Excluding skip values from the general missing value . can help to identify errors in cleaning later on, as Stata will not impute .s normally. Then, failures in skip logic can be identified as part of the cleaning process. If some of the skips did not work or allowed for some entry error among respondents, document the issues by outputting a list of the problematic observations into a spreadsheet and mention it to the PIs.

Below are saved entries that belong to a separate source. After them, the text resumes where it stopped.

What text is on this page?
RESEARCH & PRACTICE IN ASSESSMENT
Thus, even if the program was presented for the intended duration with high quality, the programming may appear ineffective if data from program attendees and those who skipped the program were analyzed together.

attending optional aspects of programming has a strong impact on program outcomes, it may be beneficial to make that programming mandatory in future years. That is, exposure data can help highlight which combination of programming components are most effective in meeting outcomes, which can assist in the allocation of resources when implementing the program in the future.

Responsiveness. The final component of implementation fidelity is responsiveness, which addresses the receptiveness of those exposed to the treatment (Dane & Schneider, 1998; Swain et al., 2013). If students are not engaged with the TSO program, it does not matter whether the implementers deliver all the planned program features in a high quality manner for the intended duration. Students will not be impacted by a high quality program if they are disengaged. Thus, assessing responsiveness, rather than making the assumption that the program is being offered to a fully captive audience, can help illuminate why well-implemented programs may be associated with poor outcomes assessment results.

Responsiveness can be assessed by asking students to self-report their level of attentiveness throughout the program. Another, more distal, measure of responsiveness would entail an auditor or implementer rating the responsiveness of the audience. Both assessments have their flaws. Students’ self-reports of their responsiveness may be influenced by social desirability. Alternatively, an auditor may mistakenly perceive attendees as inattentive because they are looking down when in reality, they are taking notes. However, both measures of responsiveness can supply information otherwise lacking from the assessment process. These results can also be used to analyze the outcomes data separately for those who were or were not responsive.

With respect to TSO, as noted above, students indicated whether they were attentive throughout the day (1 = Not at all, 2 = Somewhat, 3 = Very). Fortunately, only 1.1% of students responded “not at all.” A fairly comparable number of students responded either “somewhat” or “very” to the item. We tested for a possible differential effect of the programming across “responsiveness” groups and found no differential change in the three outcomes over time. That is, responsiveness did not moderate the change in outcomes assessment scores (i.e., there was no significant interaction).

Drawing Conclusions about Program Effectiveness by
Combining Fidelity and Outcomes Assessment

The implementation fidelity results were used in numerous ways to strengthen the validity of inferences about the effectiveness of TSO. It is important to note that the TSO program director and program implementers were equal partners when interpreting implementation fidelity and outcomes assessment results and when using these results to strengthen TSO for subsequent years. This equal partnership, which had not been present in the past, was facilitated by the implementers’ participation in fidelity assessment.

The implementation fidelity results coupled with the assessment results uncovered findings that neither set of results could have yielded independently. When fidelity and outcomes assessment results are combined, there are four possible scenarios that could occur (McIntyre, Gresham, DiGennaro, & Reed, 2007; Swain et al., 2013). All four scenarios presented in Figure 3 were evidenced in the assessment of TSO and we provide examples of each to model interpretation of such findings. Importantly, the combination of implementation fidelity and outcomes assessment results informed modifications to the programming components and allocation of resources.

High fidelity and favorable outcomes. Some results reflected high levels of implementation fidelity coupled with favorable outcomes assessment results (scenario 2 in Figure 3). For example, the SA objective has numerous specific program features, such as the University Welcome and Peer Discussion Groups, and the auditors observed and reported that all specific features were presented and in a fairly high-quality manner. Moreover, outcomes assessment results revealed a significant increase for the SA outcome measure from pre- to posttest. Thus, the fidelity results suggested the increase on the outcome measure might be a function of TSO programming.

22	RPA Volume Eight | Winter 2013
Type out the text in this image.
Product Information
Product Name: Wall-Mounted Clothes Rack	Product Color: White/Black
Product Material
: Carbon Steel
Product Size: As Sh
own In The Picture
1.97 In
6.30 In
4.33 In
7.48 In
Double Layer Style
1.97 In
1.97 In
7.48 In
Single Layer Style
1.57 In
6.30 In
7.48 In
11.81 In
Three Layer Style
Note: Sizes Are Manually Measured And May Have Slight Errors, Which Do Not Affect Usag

The following code assigns skip values and then confirms that the skips were successful during the survey implementation. It can be very helpful to use the assert command to check this. In addition, ensure that the observations who answered those questions are marked in the data by a dummy variable named in a consistent manner.

/*
	In this example, there is a module that asks about business profits only if 
	the respondent has a business. The question that starts a set of questions, 
	b_prof_s*, on business profits is b_prof_yn. All questions should be skipped 
	if  b_prof_yn == 0, but the variables b_prof_s* exist if any respondent has 
	a business.

	First we assign the skip missing value to all observations if they do not
	have a value. Then we run an assert to confirm skips worked as intended. If
	they did not, the user is warned and a dataset is saved. 
*/
** First identify if the respondent has a business and fill skip values
unab bus_items : b_prof_s* // save all business profits questions
foreach var of local bus_items {
	replace `var' = .s if `var' == . & b_prof_yn == 0 // create skip patternm note that `var' == ., not mi(`var') to ensure extended missing values are not overwritten
}


** Now check to confirm that 
foreach var of local bus_items {
	cap assert `var' == .s if b_prof_yn == 0 // don't use capture unless you control for every outcome

	*Tag variables if this fails
	if _rc == 9 gen `var'_nos = `var' != .s & b_prof_yn == 0

	*Controlling for other options
	else if !_rc di "No errors in `var'"
	else exit _rc // exit with an error if a different error than the assert failing
}


** Export a list of each variable and if it were skipped
/* Formatting could be done differently here, the below
   outputs an excel sheet that preserves all other answers
   and is in the wide format.
*/
preserve

	*Save ID and relevant variables
	keep id key startdate b_prof* 

	*Keep relevant observations
	qui ds b_prof_*_nos
	egen tokeep = rowmax(`r(varlist)')
	keep if tokeep == 1
	drop tokeep

	*Order by variable and missing
	foreach var of local bus_items {
		order `var' `var'_nos
	}

	*Save files
	export excel using "${temp}business_skip_errors.xlsx", first(var) replace

restore